Y es este hombre con afán domesticador el único que
puede modificar la genética brava del toro de lidia. Desde que hace ya cinco siglos
los frailes terratenientes decidieran agrupar a las manadas de estos salvajes
uros (Bos Taurus Hispánicus) en
cerrados porque apreciaron en ellos estas cualidades específicas y más tarde decidieran
cederlos para ser expuestos al público en espectáculos públicos (“corridas de toros”) y para luchas entre toros
con otros animales o entre toros y hombres, hasta hoy día, la energía que mantiene
viva y encendida esta unión entre toros y toreros es eso que llaman “la bravura”.
La bravura es lo que hace que esto bovinos especiales embistan
una y otra vez sin descanso y con tesón al peligro que se les presenta en forma
de invasión de su intimidad, de su territorio inmediato. No cesarán de embestir
con codicia y tesón hasta que se le agoten las fuerzas, hasta la muerte… Es este
instinto de acometer embistiendo sin desmayo con la cornamenta por delante
buscando topar y desembarazarse del peligro (cornear), es lo que define al toro
bravo.
Con el paso de los años las manadas de toros fueron
pasando de manos de los frailes (Iglesia) y de la nobleza (Realeza) a manos de
criadores particulares que fueron seleccionando aquellos ejemplares que mas les
gustaban según sus caracteristicas externas (fenotipo) y su instinto y
comportamiento (genotipo). Es lo que conocemos por “trapío” o aspecto externo y
“casta” como sinónimo de bravura
heredada supuestamente de su reata, de sus progenitores. A los toros de lidia
hoy día se les supone la “casta” igual que a los solados el valor.

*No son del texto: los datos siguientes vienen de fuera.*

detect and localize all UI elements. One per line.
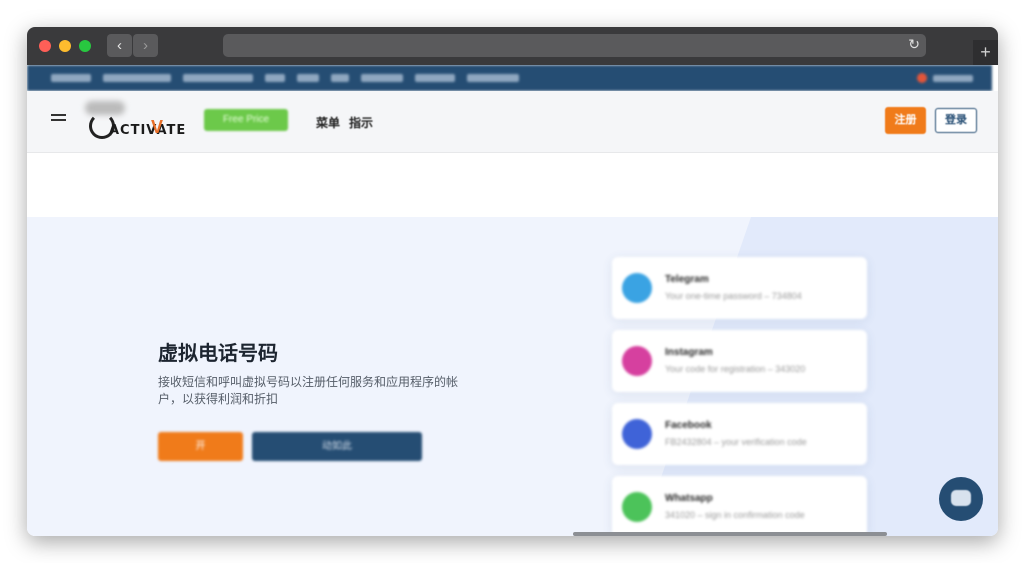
nav-link-guide[interactable]: 指示 xyxy=(349,114,373,131)
browser-titlebar: ‹ › ↻ + xyxy=(27,27,998,65)
card-subtitle: FB2432804 – your verification code xyxy=(665,437,807,447)
card-title: Facebook xyxy=(665,420,712,431)
hero-section: 虚拟电话号码 接收短信和呼叫虚拟号码以注册任何服务和应用程序的帐户，以获得利润和… xyxy=(27,217,998,536)
sms-card-facebook: Facebook FB2432804 – your verification c… xyxy=(612,403,867,465)
reload-icon[interactable]: ↻ xyxy=(908,36,920,53)
logo-text: ACTIVATE xyxy=(109,123,187,138)
address-bar[interactable]: ↻ xyxy=(223,34,926,57)
facebook-icon xyxy=(622,419,652,449)
hero-secondary-button[interactable]: 动如此 xyxy=(252,432,422,461)
site-logo[interactable]: ACTIVATE V xyxy=(83,99,213,145)
card-subtitle: Your code for registration – 343020 xyxy=(665,364,806,374)
sms-card-whatsapp: Whatsapp 341020 – sign in confirmation c… xyxy=(612,476,867,536)
logo-v-mark: V xyxy=(151,117,164,137)
card-title: Telegram xyxy=(665,274,709,285)
hero-primary-button[interactable]: 开 xyxy=(158,432,243,461)
browser-window: ‹ › ↻ + ACTIVATE V Free Price 菜单 指示 注册 登… xyxy=(27,27,998,536)
strip-item[interactable] xyxy=(265,74,285,82)
nav-link-menu[interactable]: 菜单 xyxy=(316,114,340,131)
strip-item[interactable] xyxy=(331,74,349,82)
strip-item[interactable] xyxy=(361,74,403,82)
strip-item[interactable] xyxy=(103,74,171,82)
strip-item[interactable] xyxy=(415,74,455,82)
close-window-button[interactable] xyxy=(39,40,51,52)
free-price-button[interactable]: Free Price xyxy=(204,109,288,131)
hamburger-menu-icon[interactable] xyxy=(51,114,66,124)
plus-icon[interactable]: + xyxy=(973,40,998,65)
chevron-right-icon[interactable]: › xyxy=(133,34,158,57)
site-header: ACTIVATE V Free Price 菜单 指示 注册 登录 xyxy=(27,91,998,153)
strip-item[interactable] xyxy=(297,74,319,82)
card-subtitle: Your one-time password – 734804 xyxy=(665,291,802,301)
instagram-icon xyxy=(622,346,652,376)
card-title: Whatsapp xyxy=(665,493,713,504)
hero-title: 虚拟电话号码 xyxy=(158,343,278,365)
language-selector[interactable] xyxy=(933,75,973,82)
chat-bubble-icon xyxy=(951,490,971,506)
card-subtitle: 341020 – sign in confirmation code xyxy=(665,510,805,520)
top-info-strip xyxy=(27,65,992,91)
whatsapp-icon xyxy=(622,492,652,522)
register-button[interactable]: 注册 xyxy=(885,107,926,134)
language-flag-icon[interactable] xyxy=(917,73,927,83)
sms-card-telegram: Telegram Your one-time password – 734804 xyxy=(612,257,867,319)
card-title: Instagram xyxy=(665,347,713,358)
chat-widget-button[interactable] xyxy=(939,477,983,521)
chevron-left-icon[interactable]: ‹ xyxy=(107,34,132,57)
strip-item[interactable] xyxy=(183,74,253,82)
maximize-window-button[interactable] xyxy=(79,40,91,52)
login-button[interactable]: 登录 xyxy=(935,108,977,133)
sms-card-instagram: Instagram Your code for registration – 3… xyxy=(612,330,867,392)
page-content: ACTIVATE V Free Price 菜单 指示 注册 登录 虚拟电话号码… xyxy=(27,65,998,536)
hero-description: 接收短信和呼叫虚拟号码以注册任何服务和应用程序的帐户，以获得利润和折扣 xyxy=(158,375,459,406)
strip-item[interactable] xyxy=(467,74,519,82)
horizontal-scrollbar[interactable] xyxy=(573,532,887,536)
strip-item[interactable] xyxy=(51,74,91,82)
telegram-icon xyxy=(622,273,652,303)
minimize-window-button[interactable] xyxy=(59,40,71,52)
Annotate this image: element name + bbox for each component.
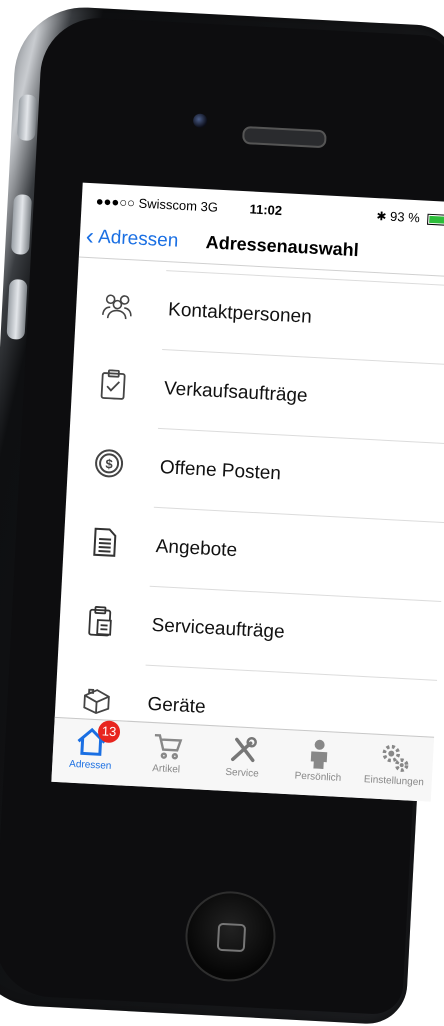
device-box-icon (81, 684, 113, 716)
front-camera (192, 113, 208, 129)
back-label: Adressen (97, 226, 179, 252)
list-item-serviceauftraege[interactable]: Serviceaufträge (88, 586, 442, 681)
list-item-label: Offene Posten (159, 457, 282, 485)
clock: 11:02 (249, 201, 283, 219)
dollar-coin-icon: $ (93, 448, 125, 480)
earpiece-speaker (241, 125, 327, 149)
svg-text:$: $ (105, 456, 114, 471)
tab-einstellungen[interactable]: Einstellungen (355, 734, 434, 802)
app-screen: ●●●○○ Swisscom 3G 11:02 ✱ 93 % ‹ Adresse… (51, 182, 444, 802)
battery-icon (427, 213, 444, 227)
home-square-icon (216, 922, 247, 953)
chevron-left-icon: ‹ (85, 222, 95, 251)
mute-switch (16, 94, 38, 142)
clipboard-check-icon (97, 369, 129, 401)
tab-label: Adressen (68, 758, 112, 772)
page-title: Adressenauswahl (205, 232, 360, 261)
tab-label: Persönlich (294, 770, 342, 784)
list-item-kontaktpersonen[interactable]: Kontaktpersonen (102, 271, 444, 366)
home-button[interactable] (183, 889, 278, 984)
menu-list: Kontaktpersonen Verkaufsaufträge $ Offen… (54, 258, 444, 760)
list-item-offene-posten[interactable]: $ Offene Posten (95, 428, 444, 524)
tab-adressen[interactable]: 13 Adressen (51, 718, 130, 786)
bluetooth-icon: ✱ (376, 209, 387, 224)
cart-icon (129, 728, 207, 764)
tab-label: Service (225, 766, 259, 780)
list-item-label: Geräte (146, 693, 207, 718)
tools-icon (204, 732, 282, 768)
battery-percent: 93 % (389, 208, 421, 226)
document-icon (89, 527, 121, 559)
list-item-angebote[interactable]: Angebote (93, 507, 444, 602)
list-item-label: Angebote (155, 535, 238, 562)
volume-up-button (10, 194, 33, 255)
battery-status: ✱ 93 % (376, 208, 444, 227)
phone-body: ●●●○○ Swisscom 3G 11:02 ✱ 93 % ‹ Adresse… (0, 15, 444, 1016)
tab-persoenlich[interactable]: Persönlich (279, 730, 358, 798)
tab-artikel[interactable]: Artikel (127, 722, 206, 790)
person-icon (280, 736, 358, 772)
list-item-verkaufsauftraege[interactable]: Verkaufsaufträge (100, 350, 444, 445)
list-item-label: Verkaufsaufträge (163, 378, 309, 407)
list-item-label: Serviceaufträge (151, 614, 286, 643)
tab-service[interactable]: Service (203, 726, 282, 794)
volume-down-button (6, 278, 28, 340)
back-button[interactable]: ‹ Adressen (85, 223, 179, 256)
clipboard-doc-icon (85, 605, 117, 637)
carrier-label: ●●●○○ Swisscom 3G (95, 193, 219, 215)
tab-label: Einstellungen (363, 774, 425, 789)
gears-icon (356, 740, 434, 776)
iphone-device: ●●●○○ Swisscom 3G 11:02 ✱ 93 % ‹ Adresse… (0, 4, 444, 1026)
people-group-icon (102, 290, 134, 322)
list-item-label: Kontaktpersonen (167, 299, 313, 328)
tab-label: Artikel (151, 763, 181, 776)
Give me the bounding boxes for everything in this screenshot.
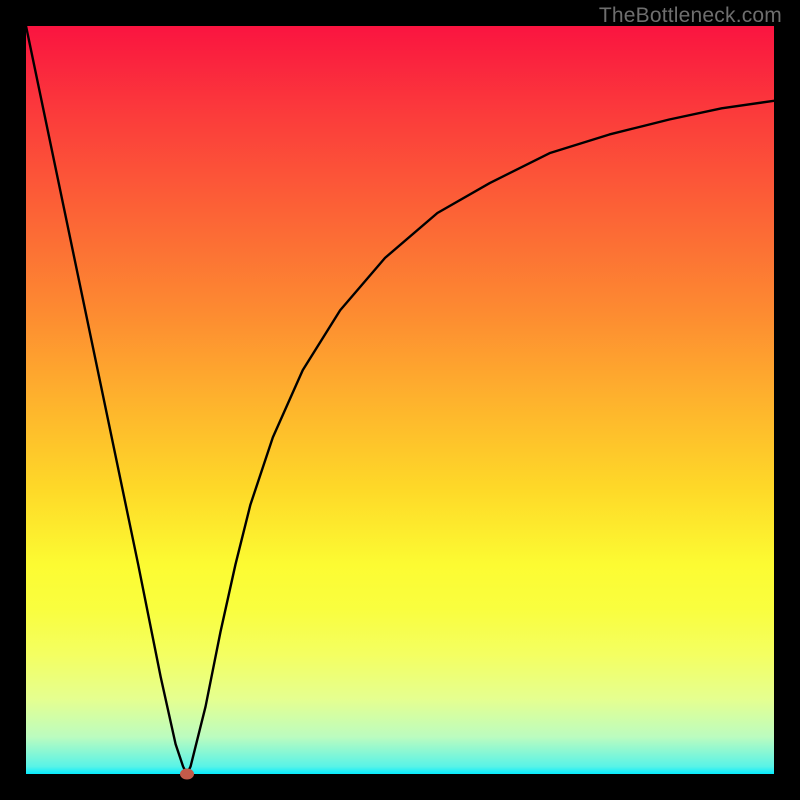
minimum-marker [180, 769, 194, 780]
chart-plot-area [26, 26, 774, 774]
watermark-text: TheBottleneck.com [599, 4, 782, 28]
bottleneck-curve [26, 26, 774, 774]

Desde que tengo uso de razón he sido testigo de la evolución
fenotípica y genotípica del toro de lidia. Y perdonen mi inmodestia pero yo con
cuatro o cinco años, sentado a las faldas de mi tia-abuela Doña Concepción de
la Concha y Sierra en la plaza de
tientas de la Abundancia miraba através de un ventanuco las corridas que se
iban a embarcar a las palzas de toros de Madrid, Zaragoza, Barcelona, etcétera,
y lo que veía me parecían los animales mas bellos y terroríficos del mundo,
berrendos en blanco y negro, ensabanaos, chorreaos, sardos… y más tardes en La
Alegría con mi tío Juan de Dios y mis primos he admirado la belleza y grandeza
del toro bravo libre en el campo.
Y por eso soy de la opinión de que la única defensa
que tenemos los que admiramos a estos animales y los que nos gustaría que
siguieran muriendo heroicamente en una plaza de toros luchando por su vida
eterna (si, eterna he dicho) es que los señores ganaderos que tiene en sus
manos las selección de esta especie animal tan excepcional salvaguarden su
bravura y casta brava anteponiendo esta cualidad psicológica indispensable y
patognomónica del Toro Bravo a otros
aspectos menos necesarios como podrían ser la “bondad”, la “clase”, la “suavidad”,
la “docilidad”… adjetivos que no concuerdan con la defensa que propongo del
toro de lidia.
Dejemos que los artistas sean los toreros y no los
toros. El toro tiene que ser un animal con instinto de embestir y la codicia de
cornear. Y cuanto más mejor. Y tiene que tener peligro. Y tiene que defenderse
en determinados momentos y atacar en otros. Y tiene que desarrollar
instintivamente sentido de supervivencia. Y tiene que morir matando si puede…
Y que cuando salga un toro a cualquier plaza de
toros de España, de Francia, de America o de cualquier rincón del mundo se haga un silencio de respeto y admiración al animal que por
su tipo y por su carácter, por su lucha y por su muerte tan digna en cada Plaza
de Toros, merezca el reconocimiento del público, todos puestos en pie y
orgulloso de nuestras tradiciones.
De esta manera tendremos Toros toda la vida.